Generalmente, nuestros legisladores diseñan leyes para que no se cumplan, tanto así, que después que estas son aprobadas, no existe un solo organismo que les de seguimiento para que las mismas sean aplicadas, o crear la voluntad y decisión para que vayan familiarizándose con la sociedad a la que va dirigida a proteger o regular.
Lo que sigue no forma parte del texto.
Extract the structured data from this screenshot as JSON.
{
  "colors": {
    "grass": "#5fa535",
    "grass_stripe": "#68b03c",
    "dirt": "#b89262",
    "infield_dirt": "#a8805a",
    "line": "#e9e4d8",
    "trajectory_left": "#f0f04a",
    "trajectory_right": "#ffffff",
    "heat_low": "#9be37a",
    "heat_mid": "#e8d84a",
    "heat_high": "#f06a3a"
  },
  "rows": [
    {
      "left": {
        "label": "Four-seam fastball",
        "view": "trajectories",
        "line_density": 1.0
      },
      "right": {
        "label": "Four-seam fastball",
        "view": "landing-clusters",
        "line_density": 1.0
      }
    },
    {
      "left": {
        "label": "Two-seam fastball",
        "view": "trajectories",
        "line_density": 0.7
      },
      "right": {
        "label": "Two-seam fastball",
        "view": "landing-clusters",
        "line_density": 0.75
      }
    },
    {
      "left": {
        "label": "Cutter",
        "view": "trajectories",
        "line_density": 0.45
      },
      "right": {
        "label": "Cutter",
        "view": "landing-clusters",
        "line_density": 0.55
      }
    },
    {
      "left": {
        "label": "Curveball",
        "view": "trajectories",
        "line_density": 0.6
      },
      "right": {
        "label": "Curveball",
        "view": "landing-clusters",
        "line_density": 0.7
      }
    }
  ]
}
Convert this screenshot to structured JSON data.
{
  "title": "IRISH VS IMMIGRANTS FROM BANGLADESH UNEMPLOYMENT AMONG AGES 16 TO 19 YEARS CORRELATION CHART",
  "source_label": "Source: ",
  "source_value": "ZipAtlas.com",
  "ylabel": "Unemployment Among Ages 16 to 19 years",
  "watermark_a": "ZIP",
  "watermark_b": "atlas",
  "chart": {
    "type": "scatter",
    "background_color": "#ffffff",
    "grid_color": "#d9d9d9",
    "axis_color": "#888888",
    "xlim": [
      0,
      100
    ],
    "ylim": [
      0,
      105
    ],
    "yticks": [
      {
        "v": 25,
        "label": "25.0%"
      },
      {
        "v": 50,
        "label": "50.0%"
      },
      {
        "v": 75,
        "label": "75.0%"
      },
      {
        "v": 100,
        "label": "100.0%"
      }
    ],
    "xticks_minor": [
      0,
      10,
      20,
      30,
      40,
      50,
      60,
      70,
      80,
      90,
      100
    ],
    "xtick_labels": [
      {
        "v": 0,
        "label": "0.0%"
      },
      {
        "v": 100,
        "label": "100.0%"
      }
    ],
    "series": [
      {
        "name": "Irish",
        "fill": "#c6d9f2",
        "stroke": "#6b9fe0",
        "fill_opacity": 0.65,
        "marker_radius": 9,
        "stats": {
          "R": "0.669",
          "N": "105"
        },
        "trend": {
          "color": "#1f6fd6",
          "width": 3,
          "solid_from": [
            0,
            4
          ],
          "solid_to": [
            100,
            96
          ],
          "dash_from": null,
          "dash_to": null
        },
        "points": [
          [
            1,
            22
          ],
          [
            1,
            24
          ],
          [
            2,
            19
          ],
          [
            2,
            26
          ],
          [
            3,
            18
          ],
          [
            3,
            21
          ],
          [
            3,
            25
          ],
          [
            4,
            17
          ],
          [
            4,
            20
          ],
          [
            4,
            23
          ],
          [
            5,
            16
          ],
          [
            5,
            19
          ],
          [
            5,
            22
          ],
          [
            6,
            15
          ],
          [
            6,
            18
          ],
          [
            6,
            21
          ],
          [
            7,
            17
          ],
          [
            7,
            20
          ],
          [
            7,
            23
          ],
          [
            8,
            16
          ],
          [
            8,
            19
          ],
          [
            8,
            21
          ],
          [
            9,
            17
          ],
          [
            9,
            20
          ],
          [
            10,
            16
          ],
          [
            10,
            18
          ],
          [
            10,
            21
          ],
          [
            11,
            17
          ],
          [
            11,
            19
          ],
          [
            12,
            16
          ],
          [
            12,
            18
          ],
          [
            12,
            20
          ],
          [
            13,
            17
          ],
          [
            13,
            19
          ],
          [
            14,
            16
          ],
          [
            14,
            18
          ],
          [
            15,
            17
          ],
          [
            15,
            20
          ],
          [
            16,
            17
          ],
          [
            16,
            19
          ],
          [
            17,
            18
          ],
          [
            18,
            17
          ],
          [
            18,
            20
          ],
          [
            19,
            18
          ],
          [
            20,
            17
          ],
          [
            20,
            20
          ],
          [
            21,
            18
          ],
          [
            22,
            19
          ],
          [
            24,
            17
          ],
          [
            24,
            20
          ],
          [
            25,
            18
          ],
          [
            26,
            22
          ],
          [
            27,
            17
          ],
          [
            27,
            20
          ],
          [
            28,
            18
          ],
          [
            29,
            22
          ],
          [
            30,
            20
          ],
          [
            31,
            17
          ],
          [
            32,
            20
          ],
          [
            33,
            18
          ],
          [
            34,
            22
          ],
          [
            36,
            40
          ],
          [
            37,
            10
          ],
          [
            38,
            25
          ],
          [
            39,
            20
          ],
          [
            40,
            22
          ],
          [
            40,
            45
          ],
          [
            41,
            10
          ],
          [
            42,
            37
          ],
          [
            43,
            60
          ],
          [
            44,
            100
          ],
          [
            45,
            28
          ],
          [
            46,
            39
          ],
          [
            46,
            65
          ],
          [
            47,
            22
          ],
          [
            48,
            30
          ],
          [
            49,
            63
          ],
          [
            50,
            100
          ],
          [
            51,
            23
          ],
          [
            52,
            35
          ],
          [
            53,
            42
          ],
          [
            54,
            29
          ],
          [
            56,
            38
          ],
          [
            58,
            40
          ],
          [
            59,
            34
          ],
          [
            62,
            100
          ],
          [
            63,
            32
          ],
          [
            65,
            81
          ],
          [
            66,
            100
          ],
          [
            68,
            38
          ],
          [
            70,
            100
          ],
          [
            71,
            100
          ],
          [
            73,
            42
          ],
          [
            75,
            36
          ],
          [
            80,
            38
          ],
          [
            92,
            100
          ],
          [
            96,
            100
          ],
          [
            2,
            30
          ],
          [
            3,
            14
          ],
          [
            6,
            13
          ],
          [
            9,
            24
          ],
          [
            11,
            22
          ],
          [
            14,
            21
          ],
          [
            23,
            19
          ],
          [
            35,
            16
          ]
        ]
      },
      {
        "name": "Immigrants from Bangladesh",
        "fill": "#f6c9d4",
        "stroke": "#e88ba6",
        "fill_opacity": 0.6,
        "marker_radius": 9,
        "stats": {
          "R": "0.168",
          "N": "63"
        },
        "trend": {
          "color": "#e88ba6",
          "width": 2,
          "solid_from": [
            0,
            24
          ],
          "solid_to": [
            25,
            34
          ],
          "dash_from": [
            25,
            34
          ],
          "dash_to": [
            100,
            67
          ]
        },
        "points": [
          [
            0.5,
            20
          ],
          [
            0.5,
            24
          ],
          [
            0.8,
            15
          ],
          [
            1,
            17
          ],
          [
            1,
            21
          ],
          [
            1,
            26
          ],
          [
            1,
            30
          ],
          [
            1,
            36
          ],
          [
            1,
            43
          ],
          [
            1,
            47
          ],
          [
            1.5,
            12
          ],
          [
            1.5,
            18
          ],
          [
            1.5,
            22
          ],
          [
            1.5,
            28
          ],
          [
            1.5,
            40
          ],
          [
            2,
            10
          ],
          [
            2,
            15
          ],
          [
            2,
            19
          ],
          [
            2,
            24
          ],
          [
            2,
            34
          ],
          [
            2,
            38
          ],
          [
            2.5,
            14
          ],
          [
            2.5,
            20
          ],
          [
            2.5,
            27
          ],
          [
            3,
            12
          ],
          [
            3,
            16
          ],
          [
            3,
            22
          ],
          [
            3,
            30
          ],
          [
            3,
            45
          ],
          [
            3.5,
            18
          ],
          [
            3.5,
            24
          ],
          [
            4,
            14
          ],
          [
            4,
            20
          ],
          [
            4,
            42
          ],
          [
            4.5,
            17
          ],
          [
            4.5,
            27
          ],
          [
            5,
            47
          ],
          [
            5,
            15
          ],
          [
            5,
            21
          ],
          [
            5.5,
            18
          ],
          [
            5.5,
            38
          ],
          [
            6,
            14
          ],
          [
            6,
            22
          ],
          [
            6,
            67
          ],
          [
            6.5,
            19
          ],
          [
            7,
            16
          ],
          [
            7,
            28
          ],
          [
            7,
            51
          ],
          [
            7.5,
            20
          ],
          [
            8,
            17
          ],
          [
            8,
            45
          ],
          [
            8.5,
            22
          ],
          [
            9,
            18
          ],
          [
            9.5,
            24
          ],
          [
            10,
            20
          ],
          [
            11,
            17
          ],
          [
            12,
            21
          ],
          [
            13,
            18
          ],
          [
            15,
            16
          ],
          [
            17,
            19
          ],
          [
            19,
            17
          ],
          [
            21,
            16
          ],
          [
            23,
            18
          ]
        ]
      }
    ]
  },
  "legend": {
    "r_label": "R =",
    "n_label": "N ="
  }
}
Y esto me lo confirma cada vez que me pongo a ver la ley 63-17 del 24 de febrero de 2017. (Ley de Movilidad, Transporte Terrestre, Tránsito y Seguridad Vial), una ley muy compleja para la situación de nuestra movilidad y sus grandes debilidades y circunstancias.
Esta misma ley crea el Instituto Nacional de Tránsito y Transporte Terrestre (Intrant) como órgano nacional rector del sistema de movilidad, transporte terrestre, tránsito y seguridad vial de la República Dominicana y en su artículo 6 detalla los principios rectores de la movilidad, destacándose en varias partes la seguridad en los desplazamientos, pero también de algo tan importante y vital para lograr los objetivos de la ley como lo es el fortalecimiento de la educación vial de la ciudadanía, donde tenemos tanta deficiencia que los mismos agentes de la Dirección de Seguridad, Tránsito y Transporte Terrrestre (Digesett) no conocen la ley que ellos deben aplicar, tarea que debe ser constante.
Pues hoy quiero traer a colación una violación importante que el Intrant y la Digesett permiten a la Dirección General de Impuestos Internos (DGII) cometer cada año en la renovación de las placas o, mejor dicho, en el permiso de circulación de los vehículos en todo el país. Para ello le voy a transcribir lo que establece el artículo 161 de la referida ley:
Artículo 161.- Expedición y renovación de las placas. Las placas de los vehículos de motor serán expedidas en número de dos (2) por la DGII, de conformidad con las normas administrativas dictadas al efecto. Para la renovación anual de las mismas será obligatoria la presentación del marbete de inspección técnica vehicular y de la póliza de seguro de vehículos de motor vigentes.
Vamos a ver cuántos inconvenientes crea a la sociedad la violación de solo este aspecto de la ley, que es esencial para lograr una buena movilidad con seguridad, que nos ahorrarían grandes sacrificios, tanto en vidas como en recursos económicos.
Aquí se le entrega el permiso de circulación a cualquier vehículo, sin freno y con las peores condiciones de los neumáticos, sin luces de advertencias, incluyendo a vehículos de carga, que usted los ve constantemente circulando en nuestras carreteras, poniendo en peligro la vida de los ciudadanos, y ni el Intrant ni la Digesett y menos los ayuntamientos, que son también responsables, asumen el papel que establece la presente ley de proteger las vidas de los dominicanos, que mueren, se lesionan o pierden sus bienes, producido por estos conductores irresponsables de los cuales las autoridades se hacen cómplices.
También la DGII entrega el permiso de circulación a vehículos sin seguros, que producen accidentes a los cuales no indemnizan, creando más pobreza y dolor a nuestros hogares, con los que también las autoridades se hacen cómplices de estas irresponsabilidades de nuestros conductores.
Si logramos que se cumpla tan solo este artículo 161 de la ley, les puedo asegurar que iremos resolviendo muchos problemas y conflictos sociales que irán en beneficio del propio Estado y de la economía en general, reduciendo los accidentes, las muertes y daños a los bienes privados y públicos. Pero, como nada cae del cielo, tanto las aseguradoras (Cadoar) como la Asociación de Corredores (Adocose) y la Superintendencia de Seguros deberían exigir que se cumpla la ley 63-17 y salir de su zona de confort.